The SEC and Exclusionary Tender Offers
JAMES F. PELTZ
Jul. 05, 1985
NEW YORK (AP) _ Earlier this year courts in California and Delaware issued rulings that were widely perceived as giving companies a major new weapon to fight unwelcome ''corporate raiders.''
The rulings prompted some takeover specialists to forecast that the ability of hostile investors to threaten a takeover primarily to extract a profit for their shares might be substantially reduced.
Now, however, the Securities and Exchange Commission is proposing to bar the new weapon that was upheld by the courts - exclusionary tender offers.
The issue goes back to the battle earlier this year between Unocal Corp. and an investor group led by T. Boone Pickens Jr.
Pickens' group, already holding 13.6 percent of Unocal's total stock outstanding, made a hostile offer of $54 a share to buy a controlling stake in the oil company. Unocal countered by offering $72 a share to buy back 50 million shares, or about 29 percent of its stock.
But Unocal specifically said Pickens' stock could not be tendered under its bid. Hence, it was an exclusionary tender offer, and it effectively stalled Pickens' effort.
Pickens' group sued in both a federal court in California and in Delaware state court to have the exclusionary offer thrown out, but Unocal's position was upheld. Pickens eventually negotiated a settlement with Unocal, which is incorporated in Delaware.
The courts in effect found that neither state statutes nor the federal Williams Act, which is the securities law that governs tender offers, barred the exclusionary practice.
Pickens and some takeover lawyers complained that the court rulings could be invoked by target companies to support not only exlusionary tender offers, but a variety of defenses aimed at freezing out an unwelcome suitor.
But this past week the SEC proposed that the exclusionary tender offer be abolished.
The commission said it previously had believed that the Williams Act prohibited such offers, but that since the courts had interpreted the law differently, the SEC's opposition needed to be specifically declared. Hence, the SEC's new proposal would require equal treatment to all shareholders in a tender offer.
And the proposal would apply to corporate raiders as well as target companies.
It would not, however, prohibit ''two-tiered'' or ''front-loaded'' bids, in which the first stockholders to tender their shares receive cash for their stock while remaining holders receive securities once the merger or acquisition is completed.
Regardless, an executive of Mesa Petroleum said the SEC proposal - which is now open to a 60-day public comment period - would ''take away the disadvantage that was there'' for outside suitors like Pickens under the court rulings.

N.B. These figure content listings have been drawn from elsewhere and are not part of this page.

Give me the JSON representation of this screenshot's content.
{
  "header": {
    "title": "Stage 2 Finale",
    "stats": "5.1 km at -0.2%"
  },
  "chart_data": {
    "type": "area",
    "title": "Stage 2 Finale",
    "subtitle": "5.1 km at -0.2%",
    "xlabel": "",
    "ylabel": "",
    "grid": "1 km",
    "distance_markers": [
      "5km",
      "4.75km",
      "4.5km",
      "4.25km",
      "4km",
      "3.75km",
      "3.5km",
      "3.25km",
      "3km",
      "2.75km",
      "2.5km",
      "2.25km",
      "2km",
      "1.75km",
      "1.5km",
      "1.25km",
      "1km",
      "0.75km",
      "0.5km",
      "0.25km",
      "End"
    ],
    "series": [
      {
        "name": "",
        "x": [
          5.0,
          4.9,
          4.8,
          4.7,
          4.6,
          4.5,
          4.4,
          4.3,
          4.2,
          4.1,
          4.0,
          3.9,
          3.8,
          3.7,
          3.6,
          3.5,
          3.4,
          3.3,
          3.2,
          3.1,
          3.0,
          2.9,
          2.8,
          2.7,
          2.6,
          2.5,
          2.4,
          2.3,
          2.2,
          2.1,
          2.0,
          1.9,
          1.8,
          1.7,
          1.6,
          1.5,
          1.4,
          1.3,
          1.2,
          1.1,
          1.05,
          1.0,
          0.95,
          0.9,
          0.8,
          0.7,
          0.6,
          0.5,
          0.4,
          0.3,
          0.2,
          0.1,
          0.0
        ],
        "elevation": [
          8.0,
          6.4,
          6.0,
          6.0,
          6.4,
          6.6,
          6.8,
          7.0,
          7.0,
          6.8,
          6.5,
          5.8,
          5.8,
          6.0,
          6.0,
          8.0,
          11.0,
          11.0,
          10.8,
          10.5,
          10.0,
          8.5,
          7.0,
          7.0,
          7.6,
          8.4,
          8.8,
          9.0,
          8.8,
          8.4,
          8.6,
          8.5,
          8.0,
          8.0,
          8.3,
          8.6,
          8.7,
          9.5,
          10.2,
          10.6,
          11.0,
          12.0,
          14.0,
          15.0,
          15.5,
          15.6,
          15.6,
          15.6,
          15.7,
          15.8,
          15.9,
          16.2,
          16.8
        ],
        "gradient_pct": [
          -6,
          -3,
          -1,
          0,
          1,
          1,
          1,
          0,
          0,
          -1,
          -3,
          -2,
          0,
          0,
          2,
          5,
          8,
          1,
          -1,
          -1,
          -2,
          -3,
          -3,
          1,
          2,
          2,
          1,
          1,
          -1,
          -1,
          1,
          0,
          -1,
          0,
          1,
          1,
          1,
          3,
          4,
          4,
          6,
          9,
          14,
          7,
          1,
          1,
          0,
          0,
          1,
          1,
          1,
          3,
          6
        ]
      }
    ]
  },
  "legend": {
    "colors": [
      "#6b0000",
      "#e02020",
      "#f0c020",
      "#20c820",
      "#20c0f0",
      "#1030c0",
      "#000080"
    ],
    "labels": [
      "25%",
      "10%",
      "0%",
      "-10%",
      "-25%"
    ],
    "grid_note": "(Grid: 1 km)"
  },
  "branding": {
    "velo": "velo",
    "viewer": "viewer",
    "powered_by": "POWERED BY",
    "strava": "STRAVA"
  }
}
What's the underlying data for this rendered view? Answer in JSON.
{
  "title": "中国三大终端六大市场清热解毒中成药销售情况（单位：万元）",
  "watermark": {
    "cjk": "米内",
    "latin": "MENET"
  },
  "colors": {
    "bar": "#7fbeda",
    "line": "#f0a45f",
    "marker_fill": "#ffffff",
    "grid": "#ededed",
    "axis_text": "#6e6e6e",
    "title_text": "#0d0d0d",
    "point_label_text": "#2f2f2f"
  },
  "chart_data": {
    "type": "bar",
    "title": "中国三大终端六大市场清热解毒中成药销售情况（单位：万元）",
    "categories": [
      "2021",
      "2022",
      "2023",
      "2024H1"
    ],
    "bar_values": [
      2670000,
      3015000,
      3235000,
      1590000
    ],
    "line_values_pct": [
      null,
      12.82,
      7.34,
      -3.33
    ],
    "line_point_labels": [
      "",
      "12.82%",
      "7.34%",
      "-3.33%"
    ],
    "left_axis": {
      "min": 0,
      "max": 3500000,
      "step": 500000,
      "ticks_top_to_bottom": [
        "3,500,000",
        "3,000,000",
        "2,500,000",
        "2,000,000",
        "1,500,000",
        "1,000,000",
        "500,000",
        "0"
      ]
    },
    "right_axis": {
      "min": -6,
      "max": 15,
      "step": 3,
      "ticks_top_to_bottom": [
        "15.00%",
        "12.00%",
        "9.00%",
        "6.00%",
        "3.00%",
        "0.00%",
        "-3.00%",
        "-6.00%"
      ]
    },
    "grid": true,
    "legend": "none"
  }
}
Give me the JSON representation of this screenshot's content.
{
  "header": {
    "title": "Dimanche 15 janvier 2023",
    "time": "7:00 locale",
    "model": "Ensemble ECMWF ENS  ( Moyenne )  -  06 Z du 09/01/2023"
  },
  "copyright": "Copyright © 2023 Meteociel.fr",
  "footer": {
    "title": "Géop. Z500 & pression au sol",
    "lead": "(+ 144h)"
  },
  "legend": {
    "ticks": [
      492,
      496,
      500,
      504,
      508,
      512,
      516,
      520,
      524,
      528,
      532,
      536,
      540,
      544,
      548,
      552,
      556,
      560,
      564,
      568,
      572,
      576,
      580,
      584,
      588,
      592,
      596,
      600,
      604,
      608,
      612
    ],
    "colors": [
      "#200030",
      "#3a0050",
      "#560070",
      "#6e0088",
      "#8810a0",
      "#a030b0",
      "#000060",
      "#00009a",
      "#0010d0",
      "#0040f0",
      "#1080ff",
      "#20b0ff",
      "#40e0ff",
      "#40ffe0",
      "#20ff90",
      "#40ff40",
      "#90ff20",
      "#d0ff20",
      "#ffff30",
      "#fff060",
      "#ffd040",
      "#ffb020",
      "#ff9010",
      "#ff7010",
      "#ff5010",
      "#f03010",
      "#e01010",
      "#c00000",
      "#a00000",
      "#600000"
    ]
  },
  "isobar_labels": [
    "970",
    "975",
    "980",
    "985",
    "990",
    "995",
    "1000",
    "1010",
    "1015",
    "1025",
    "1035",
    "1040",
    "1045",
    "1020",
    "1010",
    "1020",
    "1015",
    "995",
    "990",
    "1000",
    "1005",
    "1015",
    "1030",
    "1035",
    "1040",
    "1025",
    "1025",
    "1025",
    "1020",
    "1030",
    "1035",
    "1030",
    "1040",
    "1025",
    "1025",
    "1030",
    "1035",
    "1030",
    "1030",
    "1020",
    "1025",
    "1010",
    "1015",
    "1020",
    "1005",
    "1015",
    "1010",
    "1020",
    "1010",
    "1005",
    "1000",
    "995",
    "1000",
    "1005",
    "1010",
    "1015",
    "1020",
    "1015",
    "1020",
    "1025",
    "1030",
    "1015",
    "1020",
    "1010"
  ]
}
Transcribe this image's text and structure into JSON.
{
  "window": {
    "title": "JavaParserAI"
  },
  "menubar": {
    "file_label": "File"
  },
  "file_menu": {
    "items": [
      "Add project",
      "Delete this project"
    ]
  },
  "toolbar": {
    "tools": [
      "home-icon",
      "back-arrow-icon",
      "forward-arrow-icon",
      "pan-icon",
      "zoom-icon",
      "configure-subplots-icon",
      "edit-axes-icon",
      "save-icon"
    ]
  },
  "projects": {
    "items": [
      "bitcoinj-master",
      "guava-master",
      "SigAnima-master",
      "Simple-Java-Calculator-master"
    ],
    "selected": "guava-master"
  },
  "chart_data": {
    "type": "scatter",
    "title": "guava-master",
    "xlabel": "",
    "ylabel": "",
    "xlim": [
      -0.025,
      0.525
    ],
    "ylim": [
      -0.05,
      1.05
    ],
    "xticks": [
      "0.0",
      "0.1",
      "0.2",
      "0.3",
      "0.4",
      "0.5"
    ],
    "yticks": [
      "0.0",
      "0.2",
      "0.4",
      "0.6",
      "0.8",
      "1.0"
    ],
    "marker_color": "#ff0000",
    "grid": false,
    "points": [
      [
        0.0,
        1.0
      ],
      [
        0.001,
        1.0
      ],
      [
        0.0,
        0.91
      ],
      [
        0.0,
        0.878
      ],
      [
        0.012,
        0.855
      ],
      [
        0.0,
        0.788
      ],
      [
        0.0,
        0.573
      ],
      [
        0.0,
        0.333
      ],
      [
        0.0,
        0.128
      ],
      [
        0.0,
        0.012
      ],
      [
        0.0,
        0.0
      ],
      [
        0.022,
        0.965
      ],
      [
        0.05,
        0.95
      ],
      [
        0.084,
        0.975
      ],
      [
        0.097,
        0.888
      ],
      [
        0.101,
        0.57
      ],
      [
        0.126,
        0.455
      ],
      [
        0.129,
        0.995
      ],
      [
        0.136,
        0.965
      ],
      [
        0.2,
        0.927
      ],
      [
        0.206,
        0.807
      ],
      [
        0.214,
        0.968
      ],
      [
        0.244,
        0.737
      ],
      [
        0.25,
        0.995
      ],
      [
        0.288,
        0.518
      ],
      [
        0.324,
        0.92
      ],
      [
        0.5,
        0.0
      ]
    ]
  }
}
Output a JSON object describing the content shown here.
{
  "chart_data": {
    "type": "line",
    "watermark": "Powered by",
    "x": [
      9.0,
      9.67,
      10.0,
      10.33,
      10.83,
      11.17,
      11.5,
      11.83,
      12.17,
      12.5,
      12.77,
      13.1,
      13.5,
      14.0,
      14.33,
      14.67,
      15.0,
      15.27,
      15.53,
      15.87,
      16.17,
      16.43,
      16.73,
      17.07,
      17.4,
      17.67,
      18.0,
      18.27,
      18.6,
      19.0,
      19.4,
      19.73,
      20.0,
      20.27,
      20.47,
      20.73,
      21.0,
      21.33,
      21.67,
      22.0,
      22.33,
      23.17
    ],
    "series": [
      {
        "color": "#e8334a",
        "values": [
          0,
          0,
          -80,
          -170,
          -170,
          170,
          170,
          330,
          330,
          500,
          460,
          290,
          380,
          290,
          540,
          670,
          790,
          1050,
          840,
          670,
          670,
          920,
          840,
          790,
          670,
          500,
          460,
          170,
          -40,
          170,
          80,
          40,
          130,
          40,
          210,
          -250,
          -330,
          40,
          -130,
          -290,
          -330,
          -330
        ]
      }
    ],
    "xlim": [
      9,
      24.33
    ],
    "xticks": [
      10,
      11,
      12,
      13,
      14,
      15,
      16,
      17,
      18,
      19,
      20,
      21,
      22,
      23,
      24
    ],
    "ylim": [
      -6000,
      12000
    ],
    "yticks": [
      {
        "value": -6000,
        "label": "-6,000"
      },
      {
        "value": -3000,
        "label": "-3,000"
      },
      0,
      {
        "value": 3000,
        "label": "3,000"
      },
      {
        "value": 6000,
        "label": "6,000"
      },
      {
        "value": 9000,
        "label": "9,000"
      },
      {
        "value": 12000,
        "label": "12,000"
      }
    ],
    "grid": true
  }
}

Sidney Tassin, Mesa's assistant to the vice president for finance, said that with the SEC's proposal ''we're back to where we were two months ago (before the Delaware court ruling), operating under the premise that management has to deal equally with its shareholders.''
As for Unocal, spors.
Asher B. Edelman, a New York investor who recently took control of Datapoint Corp. after a hostile bid, said that he read the rulings as being ''specifically isolated to the (Unocal) board's decision in that case'' and that one could not ''massively apply the Unocal ruling to any kind of takeover.''
As a result, Edelman added, the SEC proposal ''reinforces where we were before.''
But the matter of exclusionary offers was of particular interest to risk arbitragers, those professional investors who try to profit on shares of companies involved in a takeover battle.
Since exlusionary offers had the potential to stop a takeover dead in its tracks - and leave arbitragers stuck with shares suddenly declining in value - the court rulings were ''not a decision I was happy to see,'' said George Kellner, managing partner of Kellner, Di Leo & Co., an arbitrage and investment banking firm.
Kellner said he viewed the rulings as limiting the success ''of anybody who was attempting to make a hostile bid with less than 100 percent cash.'' But the SEC proposal, he said, ''I was glad to see and I think it was expected.''
In other developments this past week:
-The Labor Department reported the civilian jobless rate remained at 7.3 percent in June for the fifth consecutive month, the first time that has happened in 15 years.
-Orders to U.S. factories climbed 2.1 percent in May, the first gain in fourth months and the biggest advance since November, the Commerce Department said.
-Sales of new houses rose a robust 9.7 percent in May, the biggest gain in eight months and one that offset much of an 11.5 percent drop in April, the Commerce Department said.
-Spending for new construction climbed 1.5 percent in May for its second straight monthly advance, and is up 8.8 percent from a year earlier, the Commerce Department said.
-Sales of U.S.-made cars in late June tumbled 11.8 percent from a year earlier, leaving sales for the full month 3.2 percent below June 1984, the major automakers said.
-The Conference Board said its measure of help-wanted advertising in 51 major U.S. newspapers was unchanged in May after declining the previous month.
-CBS Inc., trying to thwart broadcaster Ted Turner's bid to acquire the network, offered to buy 21 percent of its stock from shareholders for $954.8 million in cash and notes.